Diese Herangehensweise hat ihre Tücken. Zunächst ist es durchaus interessant zu lesen, dass sich der befangene Autor nicht traut, die angebotenen Sahnetörtchen zu essen, um die Gefühle der Gesprächspartnerin, die gerade von ihrer schrecklichen Vergangenheit erzählt, nicht zu verletzen. Es folgen jedoch immer wieder verschlungene Umwege, auf denen er sich aus Rücksicht auf Empfindlichkeiten dem eigentlichen Thema nähert. Oder er lutscht "pflichtschuldigst" Bonbons der jüdischen Gastgeber.

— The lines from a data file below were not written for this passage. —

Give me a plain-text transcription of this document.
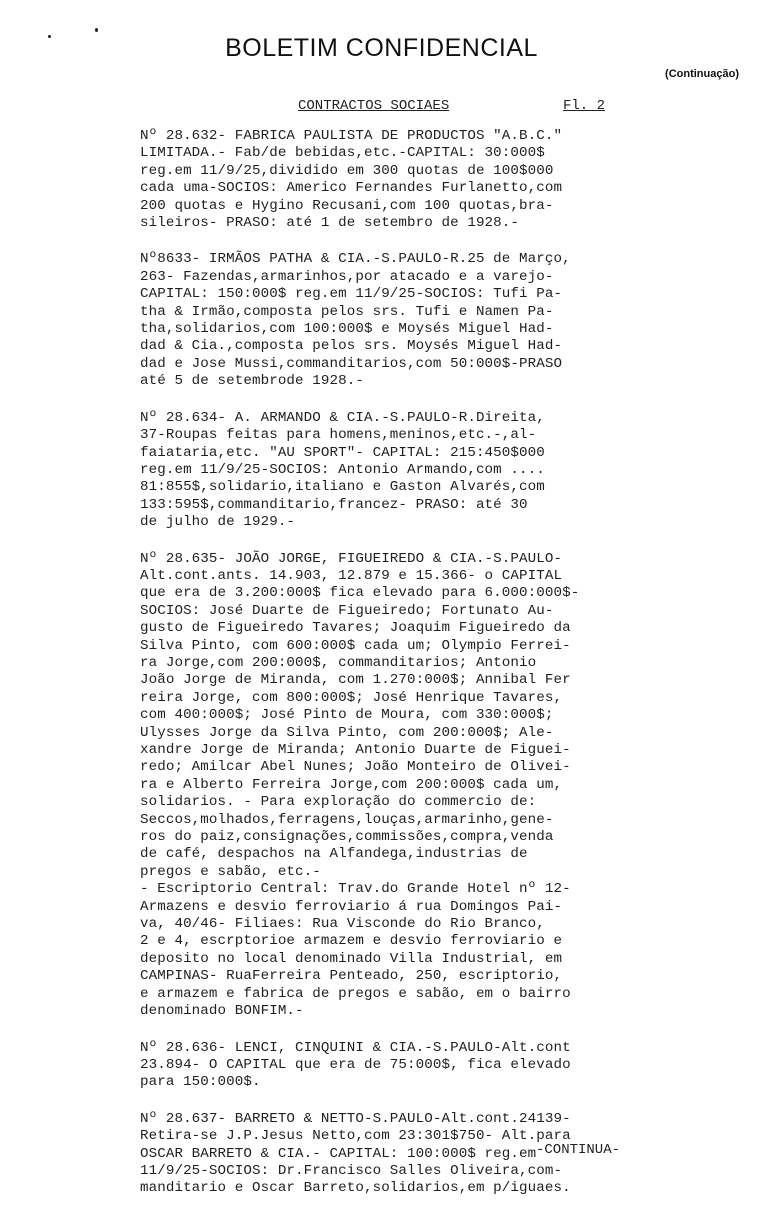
BOLETIM CONFIDENCIAL
(Continuação)
CONTRACTOS SOCIAES	Fl. 2
Nº 28.632- FABRICA PAULISTA DE PRODUCTOS "A.B.C."
LIMITADA.- Fab/de bebidas,etc.-CAPITAL: 30:000$
reg.em 11/9/25,dividido em 300 quotas de 100$000
cada uma-SOCIOS: Americo Fernandes Furlanetto,com
200 quotas e Hygino Recusani,com 100 quotas,bra-
sileiros- PRASO: até 1 de setembro de 1928.-
Nº8633- IRMÃOS PATHA & CIA.-S.PAULO-R.25 de Março,
263- Fazendas,armarinhos,por atacado e a varejo-
CAPITAL: 150:000$ reg.em 11/9/25-SOCIOS: Tufi Pa-
tha & Irmão,composta pelos srs. Tufi e Namen Pa-
tha,solidarios,com 100:000$ e Moysés Miguel Had-
dad & Cia.,composta pelos srs. Moysés Miguel Had-
dad e Jose Mussi,commanditarios,com 50:000$-PRASO
até 5 de setembrode 1928.-
Nº 28.634- A. ARMANDO & CIA.-S.PAULO-R.Direita,
37-Roupas feitas para homens,meninos,etc.-,al-
faiataria,etc. "AU SPORT"- CAPITAL: 215:450$000
reg.em 11/9/25-SOCIOS: Antonio Armando,com ....
81:855$,solidario,italiano e Gaston Alvarés,com
133:595$,commanditario,francez- PRASO: até 30
de julho de 1929.-
Nº 28.635- JOÃO JORGE, FIGUEIREDO & CIA.-S.PAULO-
Alt.cont.ants. 14.903, 12.879 e 15.366- o CAPITAL
que era de 3.200:000$ fica elevado para 6.000:000$-
SOCIOS: José Duarte de Figueiredo; Fortunato Au-
gusto de Figueiredo Tavares; Joaquim Figueiredo da
Silva Pinto, com 600:000$ cada um; Olympio Ferrei-
ra Jorge,com 200:000$, commanditarios; Antonio
João Jorge de Miranda, com 1.270:000$; Annibal Fer
reira Jorge, com 800:000$; José Henrique Tavares,
com 400:000$; José Pinto de Moura, com 330:000$;
Ulysses Jorge da Silva Pinto, com 200:000$; Ale-
xandre Jorge de Miranda; Antonio Duarte de Figuei-
redo; Amilcar Abel Nunes; João Monteiro de Olivei-
ra e Alberto Ferreira Jorge,com 200:000$ cada um,
solidarios. - Para exploração do commercio de:
Seccos,molhados,ferragens,louças,armarinho,gene-
ros do paiz,consignações,commissões,compra,venda
de café, despachos na Alfandega,industrias de
pregos e sabão, etc.-
- Escriptorio Central: Trav.do Grande Hotel nº 12-
Armazens e desvio ferroviario á rua Domingos Pai-
va, 40/46- Filiaes: Rua Visconde do Rio Branco,
2 e 4, escrptorioe armazem e desvio ferroviario e
deposito no local denominado Villa Industrial, em
CAMPINAS- RuaFerreira Penteado, 250, escriptorio,
e armazem e fabrica de pregos e sabão, em o bairro
denominado BONFIM.-
Nº 28.636- LENCI, CINQUINI & CIA.-S.PAULO-Alt.cont
23.894- O CAPITAL que era de 75:000$, fica elevado
para 150:000$.
Nº 28.637- BARRETO & NETTO-S.PAULO-Alt.cont.24139-
Retira-se J.P.Jesus Netto,com 23:301$750- Alt.para
OSCAR BARRETO & CIA.- CAPITAL: 100:000$ reg.em
11/9/25-SOCIOS: Dr.Francisco Salles Oliveira,com-
manditario e Oscar Barreto,solidarios,em p/iguaes.
-CONTINUA-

Um jeglichen übertriebenen Philosemitismus zu vermeiden, antwortet Bertram seiner viel zu spät gekommenen Verabredung auf die Frage, ob die Verspätung schlimm sei, mit einem knappen "Nein". "Nein, überhaupt nicht" wäre seiner Ansicht nach sofort als peinliche Schleimerei des Abkömmlings aus dem Lager der Täter gegenüber dem der Opfer entlarvt worden - spätestens an dieser Stelle wird der Wunsch nach mehr Neutralität übermächtig.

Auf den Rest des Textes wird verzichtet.